Subject Guide 2011 Overview
The new Language B Subject Guide is available on the Online Curriculum Centre (OCC) website.
This was first posted as a 'pre-publication' version, and only achieved definitive, official publication in February 2011. It might be wise to check that you have the definitive version.
This section of the Eng B website is intended to provide on-going, detailed commentary on what the Guide says, and what this means for the teaching and examining of English B.
The new Language B Subject Guide has been described to me by an IB insider as 'topic-based'. This means that a list of subject areas is provided (see pages 17-21); and these subject areas are divided into 'Core' (subject areas that have to be addressed by all students), and 'Options' (which the teacher selects). Each of the various assessment components is linked specifically to either Core or Options (see the Assessment Outlines - SL p.27, HL p.28).
Another view expressed to me is that the 'Intercultural Dimension' is "at the heart of the new programme". What this means is explained under the heading Intercultural Dimension (p. 22), beginning with the sentence "Plurilingualism and intercultural understanding are major goals in language teaching and learning".
Literature returns as a mandatory element at HL, and as an option at SL. See page 21.
Significant changes in the assessment process are :
- the Written Response in the current Paper 1 disappears ... but a 'Personal Response' is introduced in the new Paper 2, at HL only (see p.41 - 'Section B')
- a wholly new Written Assignment is introduced - at HL, this is based on one of the works of literature studied, at SL on three texts selected by the teacher and related to one of the Options (HL - see pages 41-43; SL - see pages 33-34)
NOTE : the description of the Written Assignment above will apply until the Nov14 exam session ... but a NEW Written Assignment procedure will apply from the exam session May15. Changes particularly apply to the SL WA - see the page New WA for May 2015 and related pages.
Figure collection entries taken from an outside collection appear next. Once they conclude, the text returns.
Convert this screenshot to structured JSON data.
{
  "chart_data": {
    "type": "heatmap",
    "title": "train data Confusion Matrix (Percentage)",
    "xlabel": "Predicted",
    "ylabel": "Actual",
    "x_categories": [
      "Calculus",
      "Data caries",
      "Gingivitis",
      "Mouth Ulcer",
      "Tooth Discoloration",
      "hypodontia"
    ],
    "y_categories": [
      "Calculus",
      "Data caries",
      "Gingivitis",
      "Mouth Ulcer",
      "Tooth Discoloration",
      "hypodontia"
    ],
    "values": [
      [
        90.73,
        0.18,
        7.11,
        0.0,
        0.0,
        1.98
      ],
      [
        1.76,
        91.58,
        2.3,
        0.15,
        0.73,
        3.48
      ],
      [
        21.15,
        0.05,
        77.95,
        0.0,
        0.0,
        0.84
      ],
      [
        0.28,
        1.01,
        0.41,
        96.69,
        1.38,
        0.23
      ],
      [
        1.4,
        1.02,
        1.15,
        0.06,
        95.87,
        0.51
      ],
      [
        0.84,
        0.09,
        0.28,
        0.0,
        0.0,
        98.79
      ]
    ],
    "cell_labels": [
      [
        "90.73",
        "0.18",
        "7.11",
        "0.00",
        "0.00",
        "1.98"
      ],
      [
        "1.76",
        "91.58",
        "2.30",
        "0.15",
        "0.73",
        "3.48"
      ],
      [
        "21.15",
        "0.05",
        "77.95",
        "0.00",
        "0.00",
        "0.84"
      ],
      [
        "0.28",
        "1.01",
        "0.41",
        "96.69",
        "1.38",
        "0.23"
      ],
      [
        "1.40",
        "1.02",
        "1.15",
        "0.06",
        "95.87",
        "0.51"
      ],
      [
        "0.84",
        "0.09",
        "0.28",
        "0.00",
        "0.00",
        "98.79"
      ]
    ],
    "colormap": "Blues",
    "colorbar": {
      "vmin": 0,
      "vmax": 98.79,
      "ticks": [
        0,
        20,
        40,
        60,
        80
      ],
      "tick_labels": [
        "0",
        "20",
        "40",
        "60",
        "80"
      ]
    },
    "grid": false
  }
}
- the Oral Individual Interview is based on a photograph, related to one of the Options, as a stimulus, leading to a discussion (see HL - pages 59-60; SL - pages 52-54).
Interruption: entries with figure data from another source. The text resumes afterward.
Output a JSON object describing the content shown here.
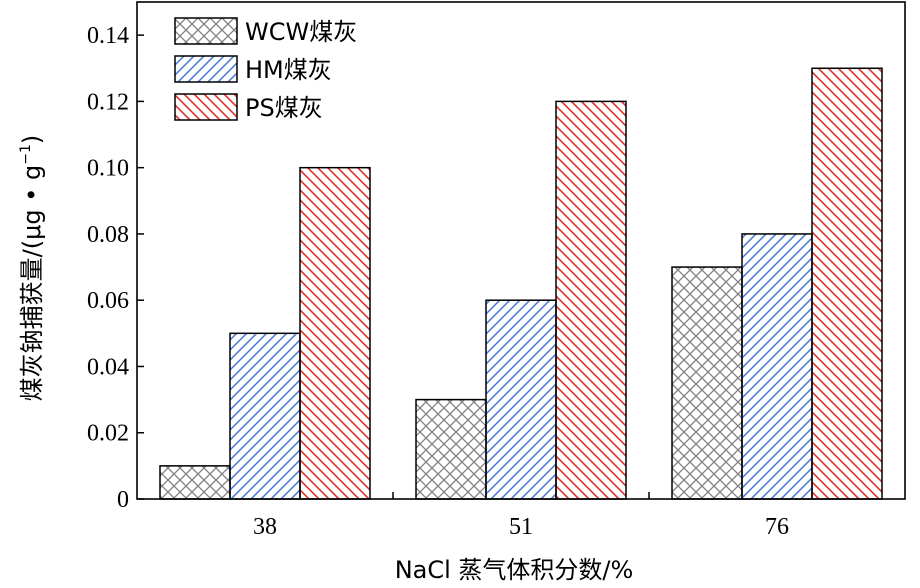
{
  "chart_data": {
    "type": "bar",
    "categories": [
      "38",
      "51",
      "76"
    ],
    "series": [
      {
        "name": "WCW煤灰",
        "values": [
          0.01,
          0.03,
          0.07
        ],
        "color": "#808080",
        "pattern": "crosshatch"
      },
      {
        "name": "HM煤灰",
        "values": [
          0.05,
          0.06,
          0.08
        ],
        "color": "#4f7fd8",
        "pattern": "diagonal"
      },
      {
        "name": "PS煤灰",
        "values": [
          0.1,
          0.12,
          0.13
        ],
        "color": "#e0322a",
        "pattern": "diagonal"
      }
    ],
    "xlabel": "NaCl 蒸气体积分数/%",
    "ylabel_main": "煤灰钠捕获量/(μg • g",
    "ylabel_sup": "−1",
    "ylabel_close": ")",
    "ylim": [
      0,
      0.15
    ],
    "yticks": [
      "0",
      "0.02",
      "0.04",
      "0.06",
      "0.08",
      "0.10",
      "0.12",
      "0.14"
    ],
    "legend_position": "top-left",
    "grid": false
  }
}
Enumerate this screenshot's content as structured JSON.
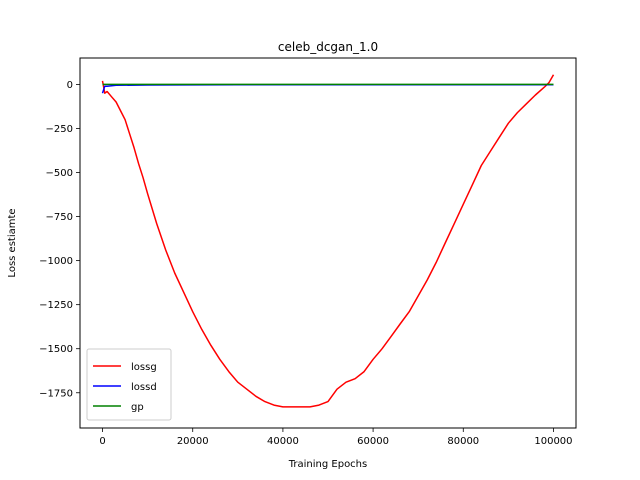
{
  "chart_data": {
    "type": "line",
    "title": "celeb_dcgan_1.0",
    "xlabel": "Training Epochs",
    "ylabel": "Loss estiamte",
    "xlim": [
      -5000,
      105000
    ],
    "ylim": [
      -1950,
      150
    ],
    "x_ticks": [
      0,
      20000,
      40000,
      60000,
      80000,
      100000
    ],
    "x_tick_labels": [
      "0",
      "20000",
      "40000",
      "60000",
      "80000",
      "100000"
    ],
    "y_ticks": [
      0,
      -250,
      -500,
      -750,
      -1000,
      -1250,
      -1500,
      -1750
    ],
    "y_tick_labels": [
      "0",
      "−250",
      "−500",
      "−750",
      "−1000",
      "−1250",
      "−1500",
      "−1750"
    ],
    "grid": false,
    "legend_position": "lower-left",
    "series": [
      {
        "name": "lossg",
        "color": "#ff0000",
        "x": [
          0,
          500,
          1000,
          2000,
          3000,
          4000,
          5000,
          6000,
          7000,
          8000,
          9000,
          10000,
          12000,
          14000,
          16000,
          18000,
          20000,
          22000,
          24000,
          26000,
          28000,
          30000,
          32000,
          34000,
          36000,
          38000,
          40000,
          42000,
          44000,
          46000,
          48000,
          50000,
          52000,
          54000,
          56000,
          58000,
          60000,
          62000,
          64000,
          66000,
          68000,
          70000,
          72000,
          74000,
          76000,
          78000,
          80000,
          82000,
          84000,
          86000,
          88000,
          90000,
          92000,
          94000,
          96000,
          98000,
          99000,
          100000
        ],
        "y": [
          20,
          -50,
          -40,
          -70,
          -100,
          -150,
          -200,
          -280,
          -360,
          -450,
          -530,
          -620,
          -790,
          -940,
          -1070,
          -1180,
          -1290,
          -1390,
          -1480,
          -1560,
          -1630,
          -1690,
          -1730,
          -1770,
          -1800,
          -1820,
          -1830,
          -1830,
          -1830,
          -1830,
          -1820,
          -1800,
          -1730,
          -1690,
          -1670,
          -1630,
          -1560,
          -1500,
          -1430,
          -1360,
          -1290,
          -1200,
          -1110,
          -1010,
          -900,
          -790,
          -680,
          -570,
          -460,
          -380,
          -300,
          -220,
          -160,
          -110,
          -60,
          -15,
          10,
          55
        ]
      },
      {
        "name": "lossd",
        "color": "#0000ff",
        "x": [
          0,
          500,
          1000,
          3000,
          10000,
          30000,
          60000,
          100000
        ],
        "y": [
          -50,
          -10,
          -10,
          -5,
          -3,
          -2,
          -2,
          -2
        ]
      },
      {
        "name": "gp",
        "color": "#008000",
        "x": [
          0,
          2000,
          10000,
          30000,
          60000,
          100000
        ],
        "y": [
          0,
          0,
          0,
          0,
          0,
          0
        ]
      }
    ]
  }
}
- And of course the marking criteria have been re-written, to accomodate the new elements in assessment.
The new Guide sets out to encourage good language teaching, and so good practice under the current Guide will still apply - the Core topics, for instance, are subject areas that many teachers will already deal with anyway. However, it is clear that the changes noted above will require some adjustment to the way that Language B programmes are organised and taught.
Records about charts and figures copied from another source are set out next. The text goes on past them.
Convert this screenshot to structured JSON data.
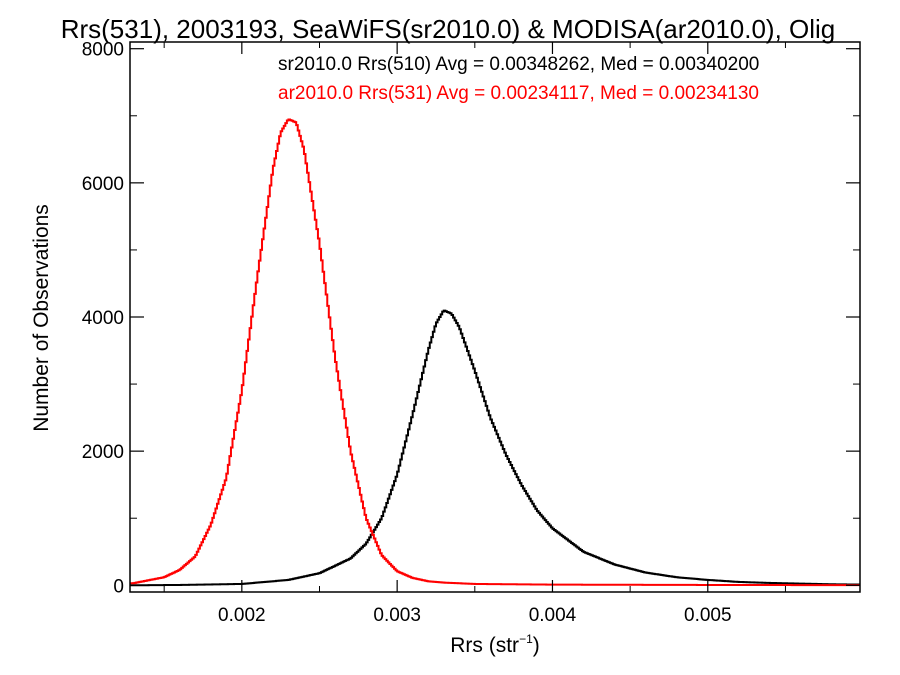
{
  "chart_data": {
    "type": "line",
    "title": "Rrs(531), 2003193, SeaWiFS(sr2010.0) & MODISA(ar2010.0), Olig",
    "xlabel_main": "Rrs (str",
    "xlabel_sup": "−1",
    "xlabel_tail": ")",
    "ylabel": "Number of Observations",
    "xlim": [
      0.00128,
      0.00598
    ],
    "ylim": [
      -100,
      8100
    ],
    "x_ticks": [
      0.002,
      0.003,
      0.004,
      0.005
    ],
    "x_tick_labels": [
      "0.002",
      "0.003",
      "0.004",
      "0.005"
    ],
    "y_ticks": [
      0,
      2000,
      4000,
      6000,
      8000
    ],
    "y_tick_labels": [
      "0",
      "2000",
      "4000",
      "6000",
      "8000"
    ],
    "grid": false,
    "legend_position": "top-right",
    "series": [
      {
        "name": "sr2010.0 Rrs(510)",
        "legend": "sr2010.0 Rrs(510) Avg = 0.00348262, Med = 0.00340200",
        "color": "#000000",
        "x": [
          0.0013,
          0.0016,
          0.002,
          0.0023,
          0.0025,
          0.0027,
          0.0028,
          0.0029,
          0.003,
          0.0031,
          0.0032,
          0.00325,
          0.0033,
          0.00335,
          0.0034,
          0.0035,
          0.0036,
          0.0037,
          0.0038,
          0.0039,
          0.004,
          0.0042,
          0.0044,
          0.0046,
          0.0048,
          0.005,
          0.0052,
          0.0054,
          0.0056,
          0.0058,
          0.006
        ],
        "y": [
          0,
          5,
          20,
          80,
          180,
          400,
          620,
          1000,
          1650,
          2550,
          3500,
          3900,
          4100,
          4050,
          3850,
          3200,
          2500,
          1950,
          1500,
          1120,
          850,
          500,
          310,
          190,
          120,
          80,
          50,
          35,
          25,
          15,
          10
        ]
      },
      {
        "name": "ar2010.0 Rrs(531)",
        "legend": "ar2010.0 Rrs(531) Avg = 0.00234117, Med = 0.00234130",
        "color": "#ff0000",
        "x": [
          0.0013,
          0.0015,
          0.0016,
          0.0017,
          0.0018,
          0.0019,
          0.002,
          0.0021,
          0.0022,
          0.00225,
          0.0023,
          0.00235,
          0.0024,
          0.0025,
          0.0026,
          0.0027,
          0.0028,
          0.0029,
          0.003,
          0.0031,
          0.0032,
          0.0033,
          0.0035,
          0.004,
          0.005,
          0.006
        ],
        "y": [
          30,
          120,
          230,
          430,
          900,
          1600,
          2900,
          4600,
          6200,
          6750,
          6950,
          6900,
          6500,
          5100,
          3400,
          2000,
          1000,
          450,
          210,
          110,
          60,
          40,
          20,
          10,
          5,
          2
        ]
      }
    ]
  }
}
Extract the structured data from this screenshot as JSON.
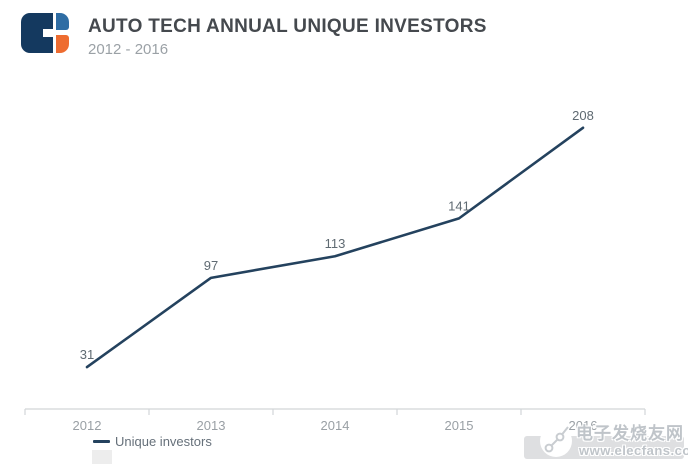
{
  "colors": {
    "line": "#24425e",
    "logo_navy": "#14395f",
    "logo_blue": "#2f6da4",
    "logo_orange": "#ee6c30",
    "title_text": "#45494e",
    "subtitle_text": "#9ba1a6",
    "data_label": "#5f6a72",
    "axis_label": "#9aa0a5",
    "axis_line": "#d2d5d8",
    "legend_text": "#66707a",
    "watermark_text": "#bfc4c9",
    "watermark_block": "#dadcde"
  },
  "header": {
    "logo": "cb-insights-logo",
    "title": "AUTO TECH ANNUAL UNIQUE INVESTORS",
    "subtitle": "2012 - 2016"
  },
  "chart_data": {
    "type": "line",
    "title": "AUTO TECH ANNUAL UNIQUE INVESTORS",
    "subtitle": "2012 - 2016",
    "categories": [
      "2012",
      "2013",
      "2014",
      "2015",
      "2016"
    ],
    "series": [
      {
        "name": "Unique investors",
        "values": [
          31,
          97,
          113,
          141,
          208
        ]
      }
    ],
    "xlabel": "",
    "ylabel": "",
    "ylim": [
      0,
      230
    ],
    "grid": false,
    "y_axis_visible": false,
    "data_labels": true,
    "legend_position": "bottom-left"
  },
  "legend": {
    "label": "Unique investors"
  },
  "watermark": {
    "icon": "trend-nodes-icon",
    "site_name_cn": "电子发烧友网",
    "site_url": "www.elecfans.com"
  }
}
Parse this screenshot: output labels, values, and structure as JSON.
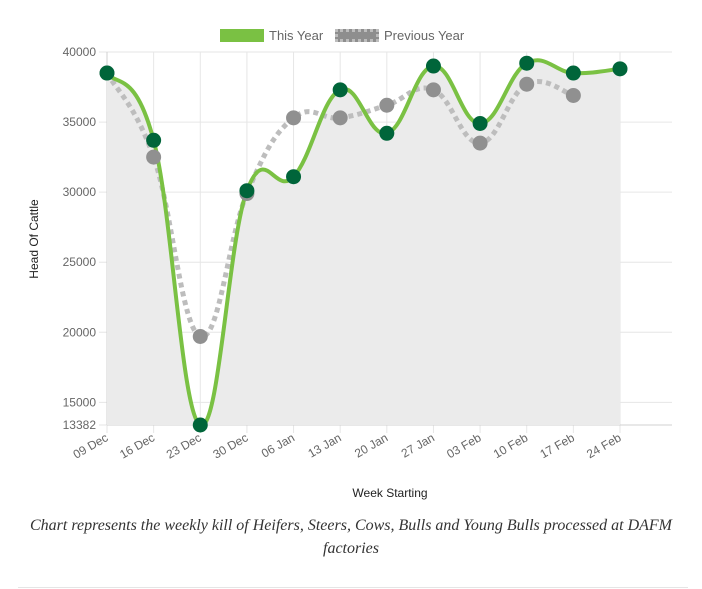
{
  "chart_data": {
    "type": "line",
    "categories": [
      "09 Dec",
      "16 Dec",
      "23 Dec",
      "30 Dec",
      "06 Jan",
      "13 Jan",
      "20 Jan",
      "27 Jan",
      "03 Feb",
      "10 Feb",
      "17 Feb",
      "24 Feb"
    ],
    "series": [
      {
        "name": "This Year",
        "values": [
          38500,
          33700,
          13382,
          30100,
          31100,
          37300,
          34200,
          39000,
          34900,
          39200,
          38500,
          38800
        ],
        "color": "#7ac143",
        "point_color": "#00653a",
        "fill": "#ebebeb"
      },
      {
        "name": "Previous Year",
        "values": [
          38500,
          32500,
          19700,
          29900,
          35300,
          35300,
          36200,
          37300,
          33500,
          37700,
          36900,
          null
        ],
        "color": "#bdbdbd",
        "point_color": "#909090",
        "dashed": true
      }
    ],
    "ylim": [
      13382,
      40000
    ],
    "yticks": [
      "40000",
      "35000",
      "30000",
      "25000",
      "20000",
      "15000",
      "13382"
    ],
    "xlabel": "Week Starting",
    "ylabel": "Head Of Cattle",
    "legend": "top-center",
    "grid": true
  },
  "caption": "Chart represents the weekly kill of Heifers, Steers, Cows, Bulls and Young Bulls processed at DAFM factories"
}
Here is my check list of issues that need to be addressed :
> planning a course around the topics (+ Literature at HL)
At least two aspects of three Core areas and two Options mean that at least ten 'modules' need to be considered - along with space for Literature (two texts at HL; at SL, one text may replace one of the Options). [See New course sample outline ]
> deciding what one wishes to achieve by dealing with the topics
The Language A: Language & Literature Subject Guide specifies 'learning outcomes' at the head of lists of "Areas to be considered" - the Language B Subject Guide leaves such 'learning outcomes' up to the teacher. [See The thematic approach in the page About topics for a discussion of key factors in using a topic-based approach.]
> interpreting the Intercultural Dimension
The Guide recommends that "cultural prototypes be identified, rather than stereotypes", and that students should "develop an intercultural engagement" ... so teachers will have to consider what these terms mean, and how they will achieve these goals. [See Intercultural dimension ]
> teaching for the Personal Response
The Personal Response task (HL paper 2, Section B) should be "in the form of an essay" ('pre-publication' Guide, p.41) - but what sort of an 'essay' can be produced in a maximum of 250 words? Appropriate style, register and approach will have to be considered. [See Paper 2 changes ]
> preparing for the Written Assignment
The Written Assignment (will 'WA' become the jargon? ... 'WAAAH!') will require an approach to writing not currently assessed; and the detailed procedure for producing the WAs is laid out carefully and clearly in the Guide. [See Written Assignment ]
> deciding how to handle the Individual Interview, and selecting photos accordingly
The teacher has to select the photographs that will form the stimulus for the students, and so needs to decide which aspects of the Options studied in class should be used as the basis for discussion. [See New Oral Interview ]
> assimilating the new Marking Criteria, and any changes of priorities involved
While the new Criteria cover much of the same ground as the current ones, there are changes in emphasis and organisation - and of course the WA Criteria are completely new. [See Criteria, distilled ]
Note that it appears that Teacher Support Material will be produced to amplify and further define the instructions given in the Guide. That such material should have appeared even before the teaching of the programme was due to start is a welcome innovation on the part of IB. The first of such material appeared in May 2011.